Confession: I go to any length to avoid feeling anxious. When I was in class six and all the cool girls in class were getting a lot of attention from boys, I felt left out. So, I did the most logical thing; I made up a story about a senior student who liked me. Now, I’ve stopped making up stories, but the desire to avoid feelings of anxiety remains. When I get an e-mail and I’m concerned about the content, I let my husband read it to me. During my single days, I’d let my sister read out the e-mails to me. If I visit the doctor and am told there’s a problem, I pretend like it doesn’t exist. When I have a fight with my husband, and there’s chocolate in the fridge, it’s soon gone.
As a master anxiety avoider, here’s what I’ve learnt: eating too much chocolate causes weight gain; but you probably knew that. Here’s what else I’ve learnt: avoiding anxiety stunts growth. The problem doesn’t go away, but instead runs the risk of increasing. And finally this is the most important thing I’ve learnt: anxiety stems from unbelief in God.

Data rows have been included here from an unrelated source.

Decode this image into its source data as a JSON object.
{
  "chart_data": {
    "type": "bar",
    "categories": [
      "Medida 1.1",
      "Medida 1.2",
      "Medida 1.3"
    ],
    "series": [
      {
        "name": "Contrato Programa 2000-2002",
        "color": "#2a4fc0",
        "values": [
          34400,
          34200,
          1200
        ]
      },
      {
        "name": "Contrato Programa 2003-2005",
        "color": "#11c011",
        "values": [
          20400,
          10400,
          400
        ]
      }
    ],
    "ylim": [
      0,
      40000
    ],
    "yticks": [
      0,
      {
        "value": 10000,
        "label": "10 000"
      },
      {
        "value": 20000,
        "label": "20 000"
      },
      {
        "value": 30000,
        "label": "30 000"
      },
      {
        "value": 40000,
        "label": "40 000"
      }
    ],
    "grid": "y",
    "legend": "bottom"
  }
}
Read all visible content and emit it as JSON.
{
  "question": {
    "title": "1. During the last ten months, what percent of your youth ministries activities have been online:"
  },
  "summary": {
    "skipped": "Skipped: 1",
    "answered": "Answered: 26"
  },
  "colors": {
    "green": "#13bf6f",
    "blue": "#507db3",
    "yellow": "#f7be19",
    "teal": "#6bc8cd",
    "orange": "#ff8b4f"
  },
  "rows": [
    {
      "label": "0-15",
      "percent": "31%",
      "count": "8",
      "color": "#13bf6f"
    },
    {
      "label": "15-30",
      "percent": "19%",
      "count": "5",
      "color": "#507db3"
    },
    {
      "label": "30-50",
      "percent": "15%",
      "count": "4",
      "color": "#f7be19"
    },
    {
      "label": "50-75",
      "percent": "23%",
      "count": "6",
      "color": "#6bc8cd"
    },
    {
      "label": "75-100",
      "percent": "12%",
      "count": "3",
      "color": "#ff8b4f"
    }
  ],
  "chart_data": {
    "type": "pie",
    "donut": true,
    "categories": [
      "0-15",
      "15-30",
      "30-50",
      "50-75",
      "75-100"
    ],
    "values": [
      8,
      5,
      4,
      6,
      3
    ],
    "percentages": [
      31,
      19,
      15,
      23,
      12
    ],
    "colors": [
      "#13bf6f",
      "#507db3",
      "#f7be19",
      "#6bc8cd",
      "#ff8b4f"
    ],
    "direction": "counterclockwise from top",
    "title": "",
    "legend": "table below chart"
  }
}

Matthew 6:30 says, “If that is how God clothes the grass of the field, which is here today and tomorrow is thrown into the fire, will he not much more clothe you-you of little faith?” This is how John Piper explains this verse:
“Jesus says the root of anxiety is lack of faith in our heavenly Father. As unbelief gets the upper hand in our hearts, one of the results is anxiety.”
Anxiety can seem like such a normal response to events that we may forget we are doubting God. What we are essentially thinking is that God won’t show up and come through for us. The fact is that we can’t exempt ourselves from feeling anxious, but we can choose our response. Ps. 91:2 “I will say of the LORD, “He is my refuge and my fortress; my God, in whom I trust.” The Psalmist was aware of trouble and anxiety, but he chose to trust God; we have the same option.
Often people throw around the verse, “Do not be anxious about anything…” (Phil 4:6) to encourage others not to be anxious. But why should we not be anxious? The answer lies in the previous verse. “The Lord is near (5b).” We need not be anxious because the Lord is near; we are not alone!
We can win this battle against anxiety by spending time meditating on God’s word and leaning on the Holy Spirit for help. The more familiar we are with God’s promises, the more likely we are to lean on them during trouble. Knowing that God is with us gives us the strength to face our problems and not run away from them. Back in grade six I could have been confident of my identity in Christ and not made up a fanciful story. Today I can turn to God instead of Lindt, knowing that He is an ever present help in times of trouble, and that over consumption of His Word doesn’t impact my weight (Ps. 46:1).
You probably have your own pet ways of dealing with anxiety. What are they? Are you trying to handle anxiety in your own strength or claiming God’s promises? I pray together we may be overcomers, just like Jesus Christ, our brother.